Member of the Khyber Pakhtunkhwa Assembly
- In office 29 May 2013 – 28 May 2018
- Constituency: Constituency PK-51 (Mardan-III)

Personal details
- Born: 02-10-1978 Mardan
- Spouse: Haleema Ubaid
- Children: Mohammad Ahmad khan, Gulwareena Ubaid

= Ubaid Ullah Mayar =

Pakistani politician

Ubaid Ullah Mayar is a Pakistani politician who had been a Member of the Provincial Assembly of Khyber Pakhtunkhwa, from May 2013 to May 2018.His wife is also a beaurecrate ...he has one son and one daughter..

==Political career==

He was elected to the Provincial Assembly of Khyber Pakhtunkhwa as a candidate of Pakistan Tehreek-e-Insaf from Constituency PK-25 Mardan-III in the 2013 Pakistani general election.

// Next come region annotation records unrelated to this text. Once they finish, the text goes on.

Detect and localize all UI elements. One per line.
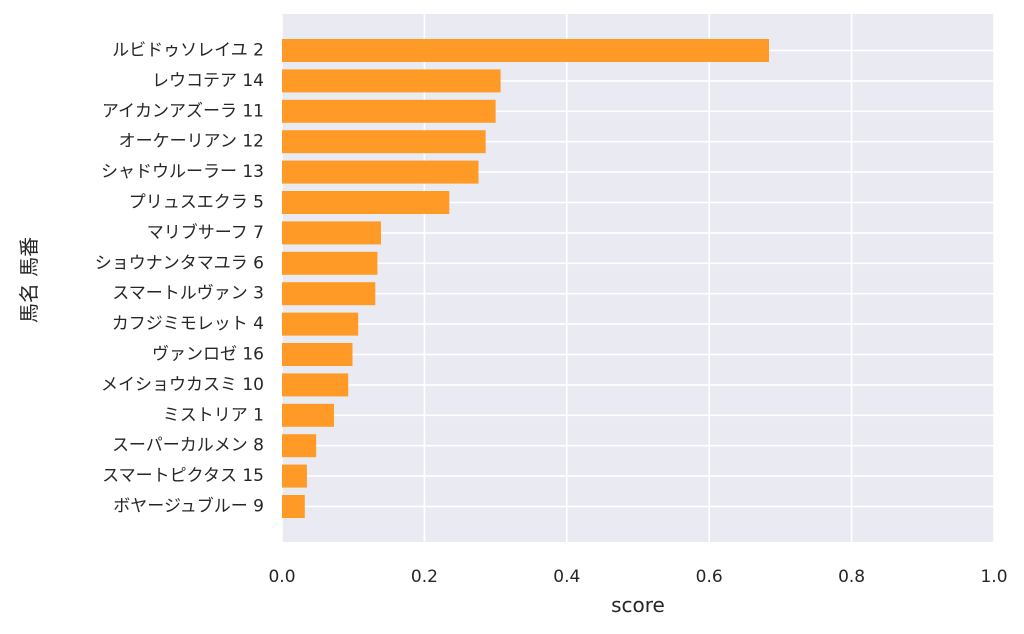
bar [282,434,317,458]
bar [282,221,381,245]
bar [282,130,486,154]
bar [282,373,349,397]
category-label: レウコテア 14 [152,71,264,91]
category-label: スマートルヴァン 3 [112,284,264,304]
x-tick-label: 0.8 [838,567,865,587]
category-label: プリュスエクラ 5 [129,193,264,213]
bar [282,312,359,336]
category-label: ヴァンロゼ 16 [152,345,264,365]
bar [282,464,307,488]
x-tick-label: 0.2 [411,567,438,587]
bar [282,191,450,214]
bar [282,251,378,275]
bar [282,343,353,366]
x-tick-labels: 0.0 0.2 0.4 0.6 0.8 1.0 [268,567,1007,587]
x-axis-title: score [611,593,665,617]
bar [282,99,496,123]
bar [282,282,376,306]
category-label: スマートピクタス 15 [102,466,264,486]
category-label: ボヤージュブルー 9 [113,496,264,517]
x-tick-label: 1.0 [980,567,1007,587]
category-label: シャドウルーラー 13 [101,162,264,182]
category-label: オーケーリアン 12 [119,132,264,152]
plot-background [282,14,994,542]
category-labels: ルビドゥソレイユ 2 レウコテア 14 アイカンアズーラ 11 オーケーリアン 12 シ… [95,41,264,517]
category-label: スーパーカルメン 8 [112,436,264,456]
x-tick-label: 0.6 [696,567,723,587]
bar [282,39,770,62]
category-label: ルビドゥソレイユ 2 [112,41,264,61]
category-label: ショウナンタマユラ 6 [95,253,264,273]
x-tick-label: 0.0 [268,567,295,587]
category-label: アイカンアズーラ 11 [102,101,264,121]
y-axis-title: 馬名 馬番 [17,237,41,323]
category-label: マリブサーフ 7 [147,222,264,243]
bar [282,160,479,184]
category-label: ミストリア 1 [163,405,264,425]
bar [282,69,501,93]
x-tick-label: 0.4 [553,567,580,587]
bar [282,403,334,427]
bar [282,495,305,518]
bars [282,39,770,518]
category-label: メイショウカスミ 10 [101,375,264,395]
category-label: カフジミモレット 4 [112,314,264,334]
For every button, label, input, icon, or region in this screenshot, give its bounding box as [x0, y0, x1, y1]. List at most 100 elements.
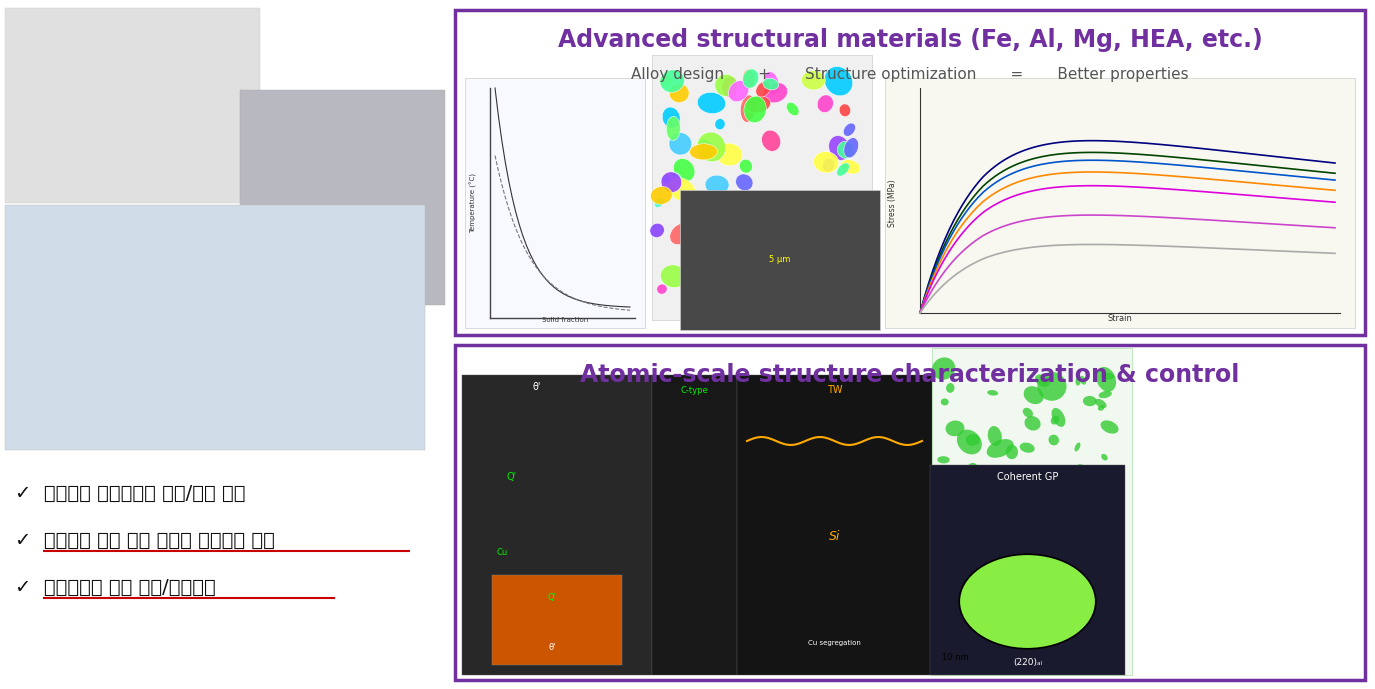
Ellipse shape: [932, 358, 956, 380]
Ellipse shape: [1079, 376, 1086, 384]
Ellipse shape: [670, 223, 690, 245]
Ellipse shape: [1074, 464, 1088, 477]
Bar: [652, 375, 737, 675]
Ellipse shape: [813, 265, 826, 282]
Ellipse shape: [843, 123, 855, 136]
Text: Advanced structural materials (Fe, Al, Mg, HEA, etc.): Advanced structural materials (Fe, Al, M…: [558, 28, 1262, 52]
Ellipse shape: [1001, 579, 1015, 591]
Text: (220)ₐₗ: (220)ₐₗ: [1013, 658, 1042, 667]
Bar: [455, 10, 1365, 335]
Ellipse shape: [822, 158, 835, 172]
Ellipse shape: [983, 652, 994, 665]
Ellipse shape: [974, 646, 987, 656]
Text: 5 μm: 5 μm: [769, 256, 791, 265]
Ellipse shape: [998, 516, 1011, 527]
Ellipse shape: [1023, 386, 1044, 404]
Bar: [737, 375, 932, 675]
Ellipse shape: [839, 238, 855, 255]
Text: Cu: Cu: [496, 548, 507, 557]
Ellipse shape: [711, 267, 734, 294]
Ellipse shape: [1034, 624, 1053, 642]
Ellipse shape: [660, 70, 685, 92]
Ellipse shape: [763, 83, 788, 103]
Ellipse shape: [663, 107, 681, 128]
Bar: [492, 575, 622, 665]
Ellipse shape: [660, 265, 686, 287]
Ellipse shape: [976, 610, 989, 623]
Ellipse shape: [773, 260, 792, 286]
Text: C-type: C-type: [681, 386, 708, 395]
Ellipse shape: [1002, 633, 1011, 648]
Ellipse shape: [697, 92, 726, 114]
Ellipse shape: [826, 203, 842, 218]
Ellipse shape: [1068, 496, 1086, 513]
Text: Q': Q': [507, 472, 517, 482]
Ellipse shape: [1101, 454, 1108, 460]
Ellipse shape: [773, 294, 795, 313]
Ellipse shape: [650, 223, 664, 238]
Ellipse shape: [791, 244, 804, 251]
Text: Q': Q': [547, 593, 557, 602]
Ellipse shape: [722, 76, 738, 97]
Ellipse shape: [971, 515, 980, 522]
Ellipse shape: [747, 295, 763, 311]
Ellipse shape: [742, 69, 755, 89]
Ellipse shape: [983, 595, 997, 610]
Ellipse shape: [975, 520, 989, 531]
Text: TW: TW: [826, 385, 843, 395]
Ellipse shape: [1089, 593, 1104, 610]
Ellipse shape: [670, 83, 689, 103]
Ellipse shape: [688, 288, 703, 308]
Ellipse shape: [694, 219, 703, 229]
Ellipse shape: [1084, 396, 1097, 407]
Ellipse shape: [989, 515, 1001, 531]
Bar: [6, 205, 425, 450]
Ellipse shape: [705, 175, 729, 194]
Text: ✓  고강도용 금속재료의 합금/공정 설계: ✓ 고강도용 금속재료의 합금/공정 설계: [15, 484, 246, 502]
Text: Alloy design       +       Structure optimization       =       Better propertie: Alloy design + Structure optimization = …: [631, 68, 1189, 83]
Ellipse shape: [674, 158, 694, 181]
Ellipse shape: [763, 79, 778, 90]
Ellipse shape: [941, 497, 952, 511]
Ellipse shape: [936, 531, 950, 539]
Ellipse shape: [1094, 399, 1107, 408]
Ellipse shape: [946, 383, 954, 393]
Ellipse shape: [943, 572, 949, 586]
Ellipse shape: [840, 160, 861, 174]
Ellipse shape: [744, 96, 766, 123]
Ellipse shape: [741, 95, 756, 122]
Ellipse shape: [670, 172, 681, 181]
Ellipse shape: [957, 429, 982, 454]
Ellipse shape: [1090, 502, 1097, 507]
Ellipse shape: [1005, 444, 1018, 459]
Ellipse shape: [844, 138, 858, 158]
Ellipse shape: [681, 204, 710, 229]
Ellipse shape: [747, 254, 780, 287]
Ellipse shape: [953, 539, 961, 546]
Ellipse shape: [742, 237, 773, 268]
Ellipse shape: [1100, 420, 1118, 433]
Ellipse shape: [987, 390, 998, 395]
Ellipse shape: [1019, 638, 1045, 656]
Ellipse shape: [1050, 415, 1059, 424]
Ellipse shape: [1097, 405, 1104, 411]
Ellipse shape: [1024, 416, 1041, 431]
Ellipse shape: [814, 152, 839, 173]
Ellipse shape: [1023, 408, 1033, 418]
Ellipse shape: [829, 286, 844, 302]
Ellipse shape: [993, 535, 1011, 562]
Ellipse shape: [837, 163, 850, 176]
Ellipse shape: [965, 434, 980, 446]
Ellipse shape: [1038, 554, 1050, 566]
Ellipse shape: [991, 637, 1005, 648]
Ellipse shape: [661, 172, 682, 192]
Ellipse shape: [715, 74, 737, 96]
Ellipse shape: [1046, 544, 1062, 556]
Ellipse shape: [817, 95, 833, 112]
Ellipse shape: [661, 175, 671, 183]
Ellipse shape: [1077, 645, 1082, 648]
Ellipse shape: [1020, 442, 1035, 453]
Ellipse shape: [808, 298, 835, 321]
Text: Temperature (°C): Temperature (°C): [469, 173, 477, 233]
Ellipse shape: [1055, 621, 1079, 635]
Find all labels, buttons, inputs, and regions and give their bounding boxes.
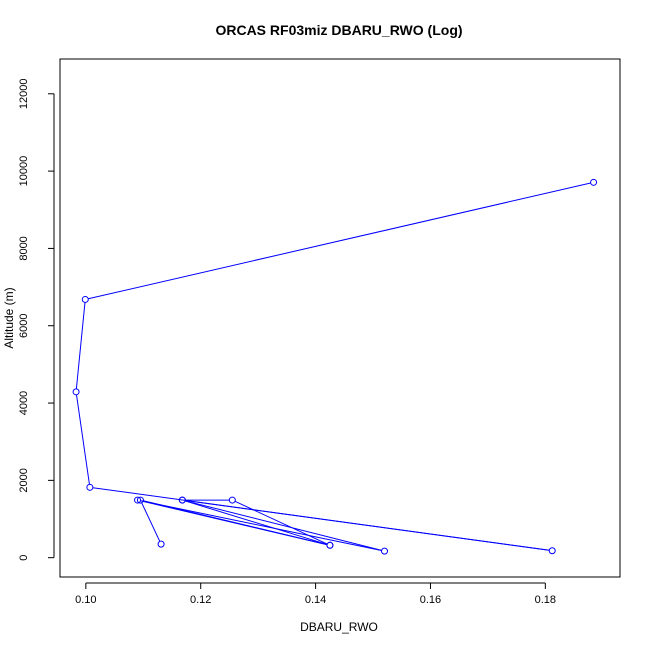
series-segment [140, 500, 328, 546]
data-point [136, 496, 144, 504]
data-point [326, 541, 334, 549]
y-tick-label: 0 [18, 555, 30, 561]
x-tick-label: 0.14 [305, 594, 326, 606]
y-tick-label: 6000 [18, 313, 30, 337]
data-point [381, 547, 389, 555]
data-point [157, 540, 165, 548]
series-segment [141, 502, 161, 542]
data-point [228, 496, 236, 504]
x-axis-label: DBARU_RWO [300, 620, 378, 634]
series-segment [75, 302, 86, 389]
series-segment [140, 500, 382, 551]
y-tick-label: 10000 [18, 156, 30, 187]
data-point [81, 295, 89, 303]
series-segment [76, 394, 90, 485]
data-point [590, 178, 598, 186]
plot-frame [59, 58, 621, 578]
x-tick-label: 0.12 [190, 594, 211, 606]
series-segment [88, 182, 591, 300]
series-segment [185, 500, 382, 551]
data-point [86, 483, 94, 491]
series-segment [185, 500, 328, 545]
y-axis-label: Altitude (m) [2, 287, 16, 348]
data-point [178, 496, 186, 504]
series-segment [234, 500, 328, 545]
y-tick-label: 4000 [18, 391, 30, 415]
x-tick-label: 0.18 [535, 594, 556, 606]
chart-title: ORCAS RF03miz DBARU_RWO (Log) [215, 22, 462, 38]
data-point [548, 547, 556, 555]
y-axis: 0 2000 4000 6000 8000 10000 12000 [18, 78, 55, 561]
x-tick-label: 0.16 [420, 594, 441, 606]
data-point [72, 388, 80, 396]
data-point [134, 496, 142, 504]
y-tick-label: 12000 [18, 78, 30, 109]
x-tick-label: 0.10 [75, 594, 96, 606]
series-segment [92, 487, 550, 551]
x-axis: 0.10 0.12 0.14 0.16 0.18 [75, 582, 556, 606]
y-tick-label: 2000 [18, 468, 30, 492]
data-series [72, 178, 598, 555]
y-tick-label: 8000 [18, 236, 30, 260]
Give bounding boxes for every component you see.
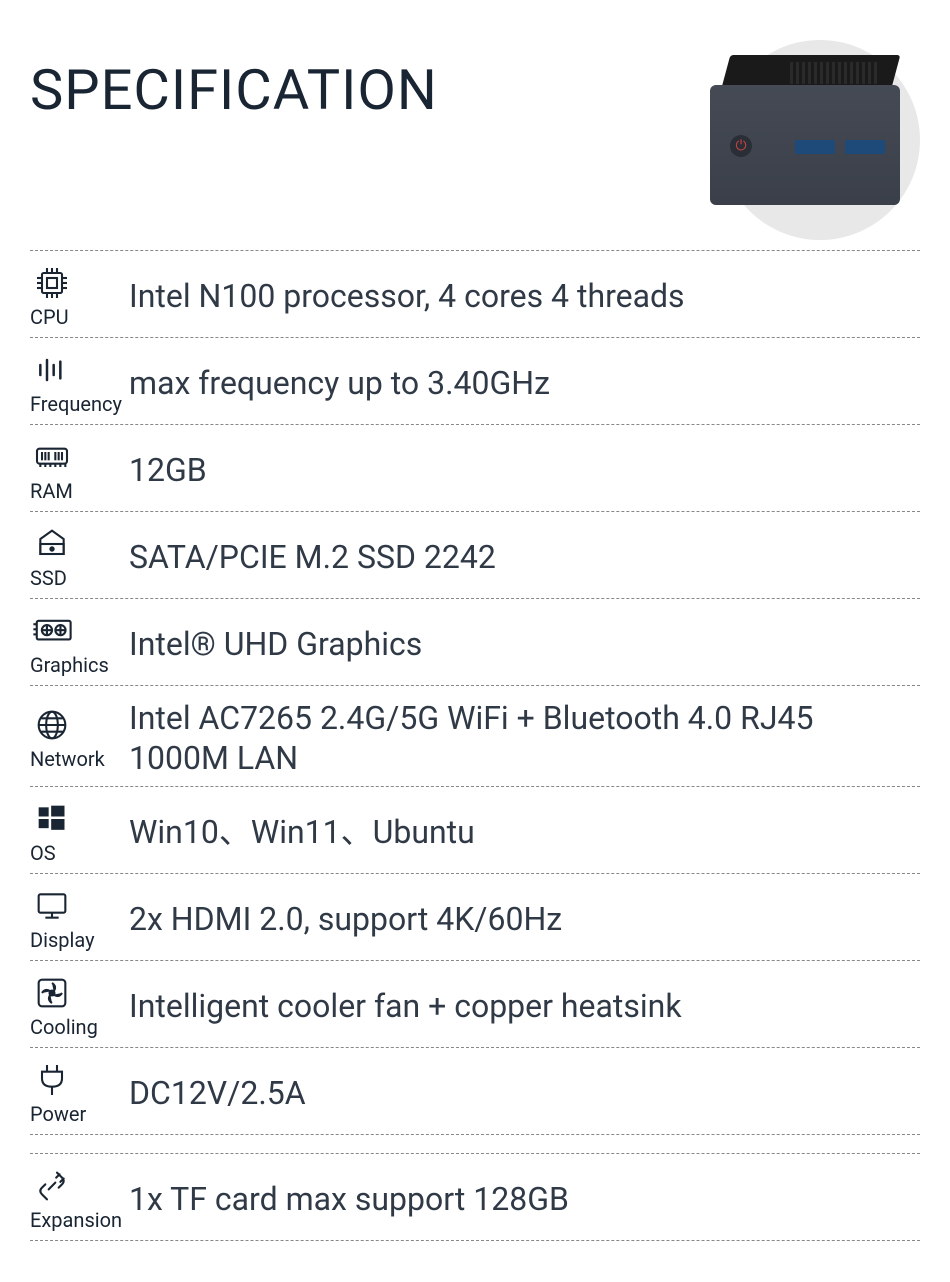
- spec-row-power: Power DC12V/2.5A: [30, 1048, 920, 1135]
- spec-value: Win10、Win11、Ubuntu: [125, 812, 920, 852]
- expansion-icon: [30, 1166, 80, 1206]
- spec-label: OS: [30, 841, 56, 865]
- spec-label: Expansion: [30, 1208, 122, 1232]
- product-image: ⏻: [690, 40, 920, 230]
- spec-row-cpu: CPU Intel N100 processor, 4 cores 4 thre…: [30, 251, 920, 338]
- spec-row-expansion: Expansion 1x TF card max support 128GB: [30, 1153, 920, 1241]
- spec-sheet: SPECIFICATION ⏻: [0, 0, 950, 1281]
- spec-row-os: OS Win10、Win11、Ubuntu: [30, 787, 920, 874]
- spec-value: max frequency up to 3.40GHz: [125, 363, 920, 403]
- spec-label: Graphics: [30, 653, 109, 677]
- display-icon: [30, 886, 80, 926]
- page-title: SPECIFICATION: [30, 40, 438, 122]
- cooling-icon: [30, 973, 80, 1013]
- spec-label: CPU: [30, 305, 69, 329]
- spec-label: Power: [30, 1102, 86, 1126]
- graphics-icon: [30, 611, 80, 651]
- spec-value: Intel N100 processor, 4 cores 4 threads: [125, 276, 920, 316]
- spec-row-frequency: Frequency max frequency up to 3.40GHz: [30, 338, 920, 425]
- spec-row-ram: RAM 12GB: [30, 425, 920, 512]
- spec-label: Cooling: [30, 1015, 98, 1039]
- spec-label: Network: [30, 747, 105, 771]
- network-icon: [30, 705, 80, 745]
- spec-label: SSD: [30, 566, 67, 590]
- spec-row-cooling: Cooling Intelligent cooler fan + copper …: [30, 961, 920, 1048]
- spec-value: DC12V/2.5A: [125, 1073, 920, 1113]
- cpu-icon: [30, 263, 80, 303]
- frequency-icon: [30, 350, 80, 390]
- spec-value: 12GB: [125, 450, 920, 490]
- ram-icon: [30, 437, 80, 477]
- spec-value: Intelligent cooler fan + copper heatsink: [125, 986, 920, 1026]
- power-icon: [30, 1060, 80, 1100]
- ssd-icon: [30, 524, 80, 564]
- spec-row-display: Display 2x HDMI 2.0, support 4K/60Hz: [30, 874, 920, 961]
- spec-value: 1x TF card max support 128GB: [125, 1179, 920, 1219]
- spec-label: Frequency: [30, 392, 122, 416]
- spec-value: Intel AC7265 2.4G/5G WiFi + Bluetooth 4.…: [125, 698, 920, 778]
- spec-row-network: Network Intel AC7265 2.4G/5G WiFi + Blue…: [30, 686, 920, 787]
- spec-row-graphics: Graphics Intel® UHD Graphics: [30, 599, 920, 686]
- header: SPECIFICATION ⏻: [30, 40, 920, 230]
- spec-label: RAM: [30, 479, 73, 503]
- spec-row-ssd: SSD SATA/PCIE M.2 SSD 2242: [30, 512, 920, 599]
- spec-value: SATA/PCIE M.2 SSD 2242: [125, 537, 920, 577]
- spec-label: Display: [30, 928, 95, 952]
- spec-value: 2x HDMI 2.0, support 4K/60Hz: [125, 899, 920, 939]
- os-icon: [30, 799, 80, 839]
- spec-list: CPU Intel N100 processor, 4 cores 4 thre…: [30, 250, 920, 1241]
- spec-value: Intel® UHD Graphics: [125, 624, 920, 664]
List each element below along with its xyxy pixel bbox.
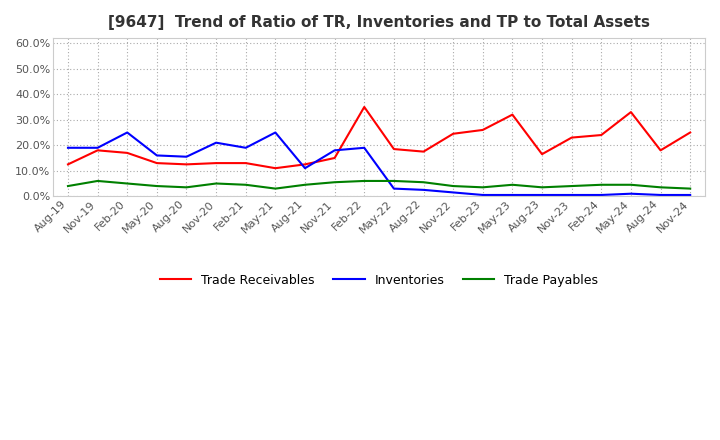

He received 16,851 votes and defeated a candidate of Awami National Party.

In March 2018, he was accused of horse-trading in the 2018 Senate election. Following which Imran Khan announced to expel him from the PTI and issued him a show cause notice to explain his position. In April 2018, he quit PTI and joined Pakistan Peoples Party.